I want to turn this around. Let's not judge the contributors, let's judge the projects instead. In fact, we can take these eight traits and boil them down to one: essential trait of a great open source project:
Essential trait of a great open source project:
Leaders & processes that can advance the project while marshalling imperfect contributors gracefully.
That's a really tall order. By that standard, my own Open Source projects are not great.
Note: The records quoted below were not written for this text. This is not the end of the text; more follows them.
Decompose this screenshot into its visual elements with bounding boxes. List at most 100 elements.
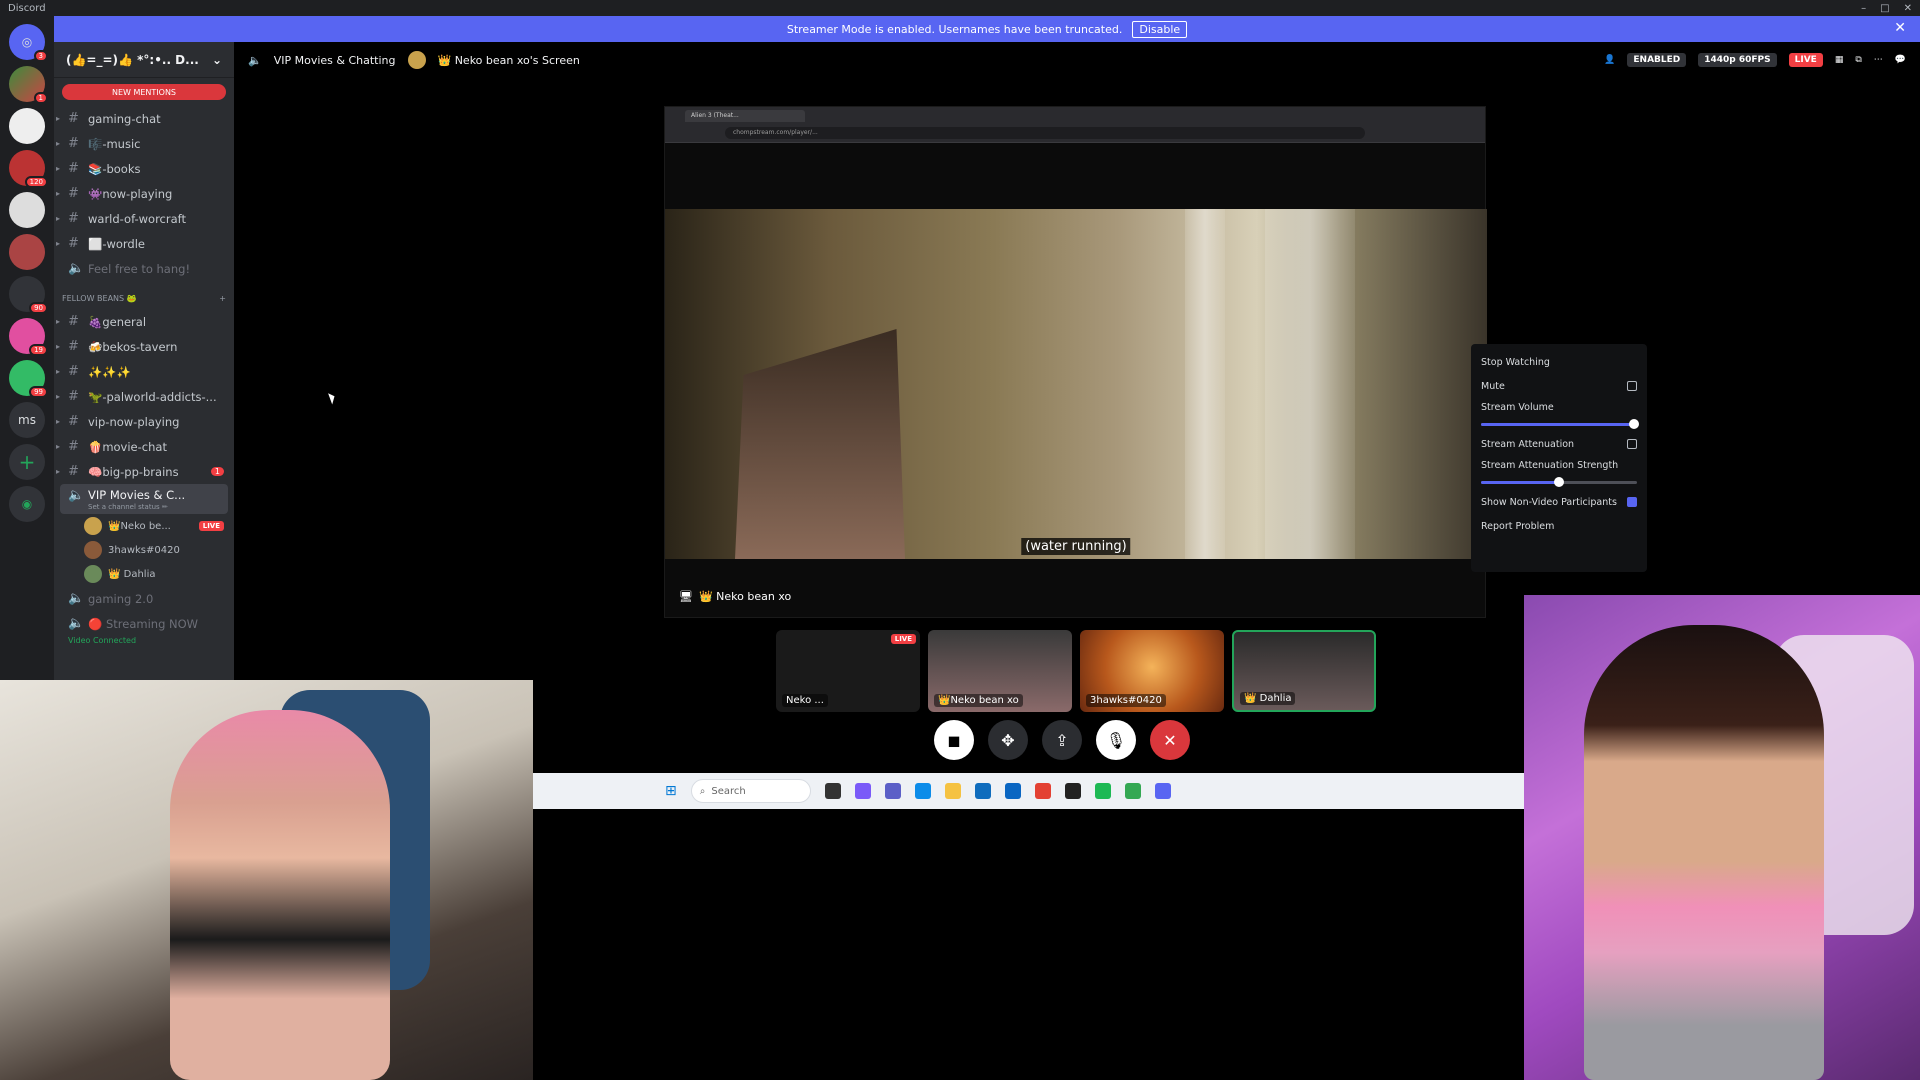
windows-start-icon[interactable]: ⊞ <box>665 783 677 799</box>
chat-icon[interactable]: 💬 <box>1895 55 1906 65</box>
windows-taskbar: ⊞ ⌕ Search <box>533 773 1524 809</box>
report-problem-item[interactable]: Report Problem <box>1481 514 1637 538</box>
show-non-video-item[interactable]: Show Non-Video Participants <box>1481 490 1637 514</box>
chevron-right-icon: ▸ <box>56 342 61 351</box>
streamer-person <box>1584 625 1824 1080</box>
voice-channel-vip-movies[interactable]: 🔈 VIP Movies & C... Set a channel status … <box>60 484 228 514</box>
taskbar-search[interactable]: ⌕ Search <box>690 779 811 803</box>
attenuation-strength-slider[interactable] <box>1481 474 1637 490</box>
server-badge: 19 <box>29 344 48 356</box>
channel-bekos-tavern[interactable]: ▸ # 🍻bekos-tavern <box>54 334 234 359</box>
chevron-down-icon[interactable]: ⌄ <box>212 53 222 67</box>
mail-icon[interactable] <box>1004 783 1021 799</box>
voice-user[interactable]: 3hawks#0420 <box>54 538 234 562</box>
stream-volume-label: Stream Volume <box>1481 401 1554 413</box>
hashtag-icon: # <box>68 439 79 454</box>
voice-user[interactable]: 👑Neko be... LIVE <box>54 514 234 538</box>
channel-status[interactable]: Set a channel status ✏ <box>68 503 168 511</box>
add-channel-icon[interactable]: + <box>219 294 226 303</box>
new-mentions-pill[interactable]: NEW MENTIONS <box>62 84 226 100</box>
stop-watching-item[interactable]: Stop Watching <box>1481 350 1637 374</box>
file-explorer-icon[interactable] <box>944 783 961 799</box>
home-discord-icon[interactable]: ◎ 3 <box>9 24 48 62</box>
mute-checkbox[interactable] <box>1627 381 1637 391</box>
stream-view[interactable]: Alien 3 (Theat... chompstream.com/player… <box>664 106 1487 618</box>
server-icon[interactable] <box>9 192 45 228</box>
non-video-checkbox[interactable] <box>1627 497 1637 507</box>
channel-palworld-addicts[interactable]: ▸ # 🦖-palworld-addicts-... <box>54 384 234 409</box>
stream-attenuation-item[interactable]: Stream Attenuation <box>1481 432 1637 456</box>
store-icon[interactable] <box>974 783 991 799</box>
tile-name: Neko ... <box>782 694 828 707</box>
participant-tile[interactable]: 👑Neko bean xo <box>928 630 1072 712</box>
edge-icon[interactable] <box>914 783 931 799</box>
participant-tile[interactable]: 👑 Dahlia <box>1232 630 1376 712</box>
add-server-icon[interactable]: + <box>9 444 45 480</box>
server-icon[interactable] <box>9 234 45 270</box>
channel-books[interactable]: ▸ # 📚-books <box>54 156 234 181</box>
minimize-icon[interactable]: – <box>1861 3 1866 14</box>
close-window-icon[interactable]: ✕ <box>1904 3 1912 14</box>
channel-movie-chat[interactable]: ▸ # 🍿movie-chat <box>54 434 234 459</box>
maximize-icon[interactable]: □ <box>1880 3 1889 14</box>
webcam-overlay-right <box>1524 595 1920 1080</box>
channel-vip-now-playing[interactable]: ▸ # vip-now-playing <box>54 409 234 434</box>
close-banner-icon[interactable]: ✕ <box>1894 20 1906 36</box>
channel-general[interactable]: ▸ # 🍇general <box>54 309 234 334</box>
voice-channel-hang[interactable]: 🔈 Feel free to hang! <box>54 256 234 281</box>
server-icon[interactable]: 99 <box>9 360 48 398</box>
participant-tile[interactable]: LIVE Neko ... <box>776 630 920 712</box>
grid-layout-icon[interactable]: ▦ <box>1835 55 1844 65</box>
invite-icon[interactable]: 👤 <box>1604 55 1615 65</box>
voice-channel-streaming[interactable]: 🔈 🔴 Streaming NOW <box>54 611 234 636</box>
slider-knob[interactable] <box>1628 419 1639 429</box>
server-icon[interactable] <box>9 108 45 144</box>
voice-user[interactable]: 👑 Dahlia <box>54 562 234 586</box>
enabled-badge: ENABLED <box>1627 53 1687 67</box>
server-icon[interactable]: 1 <box>9 66 48 104</box>
app-icon[interactable] <box>1124 783 1141 799</box>
disconnect-button[interactable]: ✕ <box>1150 720 1190 760</box>
disable-streamer-mode-button[interactable]: Disable <box>1132 20 1188 38</box>
obs-icon[interactable] <box>1064 783 1081 799</box>
popout-icon[interactable]: ⧉ <box>1855 55 1861 65</box>
explore-servers-icon[interactable]: ◉ <box>9 486 45 522</box>
channel-gaming-chat[interactable]: ▸ # gaming-chat <box>54 106 234 131</box>
server-icon[interactable]: 120 <box>9 150 48 188</box>
chrome-icon[interactable] <box>1034 783 1051 799</box>
task-view-icon[interactable] <box>824 783 841 799</box>
category-fellow-beans[interactable]: FELLOW BEANS 🐸 + <box>54 287 234 309</box>
voice-channel-gaming[interactable]: 🔈 gaming 2.0 <box>54 586 234 611</box>
mute-item[interactable]: Mute <box>1481 374 1637 398</box>
share-screen-button[interactable]: ⇪ <box>1042 720 1082 760</box>
channel-now-playing[interactable]: ▸ # 👾now-playing <box>54 181 234 206</box>
hashtag-icon: # <box>68 111 79 126</box>
discord-icon[interactable] <box>1154 783 1171 799</box>
chevron-right-icon: ▸ <box>56 317 61 326</box>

However, I feel much more comfortable saying that the project is not great, rather than sorting the contributors.

If I were paying people to work on my project, I'd have no qualms about judging their performance any where along a continuum of “great” to “inadequate”. Contributors are NOT employees subject to performance review.  In my projects, if someone contributes, I consider both the contribution and the contributor to be “great”. The contribution may not make it into the project, but it was given to me for free, so it is naturally great by that aspect alone.

Contribution: Voluntary Gift

Perhaps if the original posting had said, "these are the eight gifts we need" rather than saying the the gifts are traits of people we consider "great", I would not have been so uncomfortable.

A great Open Source project is one that produces a successful product and is inclusive. An Open Source project that produces a successful product, but is not inclusive, is merely successful.